Alexius’ first round of treatments are expected to begin this coming Wednesday. She spent this weekend at the beach in Destin, Fla. for a little vacation with her extended family to rest for the fight to come.

The good news is that the little girl has a fighting chance. Preliminary results indicate that her osteosarcoma appears to be in a non-metastatic stage. 

“She’ll have two treatments, Wednesday and Thursday, and we’ll talk more about how many she needs and how often she needs it, and so forth,” Horton said. 

The cheerleader has a lot of people cheering for her. Not just at Narrows and Giles — but at other communities throughout the area. There are other ongoing benefit fundraisers as well.

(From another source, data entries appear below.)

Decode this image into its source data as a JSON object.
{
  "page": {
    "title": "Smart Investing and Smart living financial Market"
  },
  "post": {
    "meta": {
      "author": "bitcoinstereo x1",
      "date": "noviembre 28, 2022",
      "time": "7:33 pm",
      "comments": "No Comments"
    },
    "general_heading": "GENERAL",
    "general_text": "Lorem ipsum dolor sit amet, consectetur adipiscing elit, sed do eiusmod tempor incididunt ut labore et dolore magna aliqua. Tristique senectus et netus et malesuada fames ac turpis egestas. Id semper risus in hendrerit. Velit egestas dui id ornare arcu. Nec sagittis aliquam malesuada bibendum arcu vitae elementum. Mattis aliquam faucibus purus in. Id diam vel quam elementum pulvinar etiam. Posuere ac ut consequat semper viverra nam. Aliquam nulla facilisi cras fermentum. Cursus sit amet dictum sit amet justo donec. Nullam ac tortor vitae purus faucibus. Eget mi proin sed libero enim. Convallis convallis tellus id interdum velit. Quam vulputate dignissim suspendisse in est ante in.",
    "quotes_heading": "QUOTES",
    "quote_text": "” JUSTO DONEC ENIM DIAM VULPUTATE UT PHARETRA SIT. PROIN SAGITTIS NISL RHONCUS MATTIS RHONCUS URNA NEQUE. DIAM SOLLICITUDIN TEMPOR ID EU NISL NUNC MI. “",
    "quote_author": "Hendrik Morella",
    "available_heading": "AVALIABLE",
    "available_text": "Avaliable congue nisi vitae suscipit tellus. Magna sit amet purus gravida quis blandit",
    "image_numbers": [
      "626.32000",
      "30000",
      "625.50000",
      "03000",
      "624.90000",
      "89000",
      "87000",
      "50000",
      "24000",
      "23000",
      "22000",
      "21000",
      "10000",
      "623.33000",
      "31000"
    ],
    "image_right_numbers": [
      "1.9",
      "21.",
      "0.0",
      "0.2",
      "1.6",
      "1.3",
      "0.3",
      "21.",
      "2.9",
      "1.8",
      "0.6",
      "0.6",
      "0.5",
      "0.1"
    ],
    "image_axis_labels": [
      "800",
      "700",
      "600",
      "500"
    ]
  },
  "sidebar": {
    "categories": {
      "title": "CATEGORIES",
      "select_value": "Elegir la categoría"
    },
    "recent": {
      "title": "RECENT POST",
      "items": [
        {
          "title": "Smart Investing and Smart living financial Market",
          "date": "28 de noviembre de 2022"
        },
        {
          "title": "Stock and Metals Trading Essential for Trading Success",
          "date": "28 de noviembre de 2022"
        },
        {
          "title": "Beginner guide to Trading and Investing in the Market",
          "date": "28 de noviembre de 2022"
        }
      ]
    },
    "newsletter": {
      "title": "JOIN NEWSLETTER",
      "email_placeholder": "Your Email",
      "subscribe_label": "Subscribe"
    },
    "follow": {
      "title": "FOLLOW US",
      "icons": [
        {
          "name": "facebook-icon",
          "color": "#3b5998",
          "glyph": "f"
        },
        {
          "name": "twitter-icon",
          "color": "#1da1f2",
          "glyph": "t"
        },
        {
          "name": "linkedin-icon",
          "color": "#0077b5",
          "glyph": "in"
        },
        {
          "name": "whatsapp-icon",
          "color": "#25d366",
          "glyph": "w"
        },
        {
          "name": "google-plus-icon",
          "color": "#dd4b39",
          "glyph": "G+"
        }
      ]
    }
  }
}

“The amount of support that she has is truly amazing. The Narrows-Giles game was a huge event and it was pretty much about her that night. I’m still amazed about that. And there have been other people,” said Horton, who for instance called the Craig County principal last week to thank him for the yellow ribbons the Rockets gave to the Lady Wave volleyball players in Alexius’ honor.

“They’re going to do something for her at the Narrows-Craig County game. Bath County’s volleyball girls have done headbands for her. The Pulaski County cheerleaders just sent her a package today. It’s just everywhere surrounding us. It’s been amazing,” Horton said.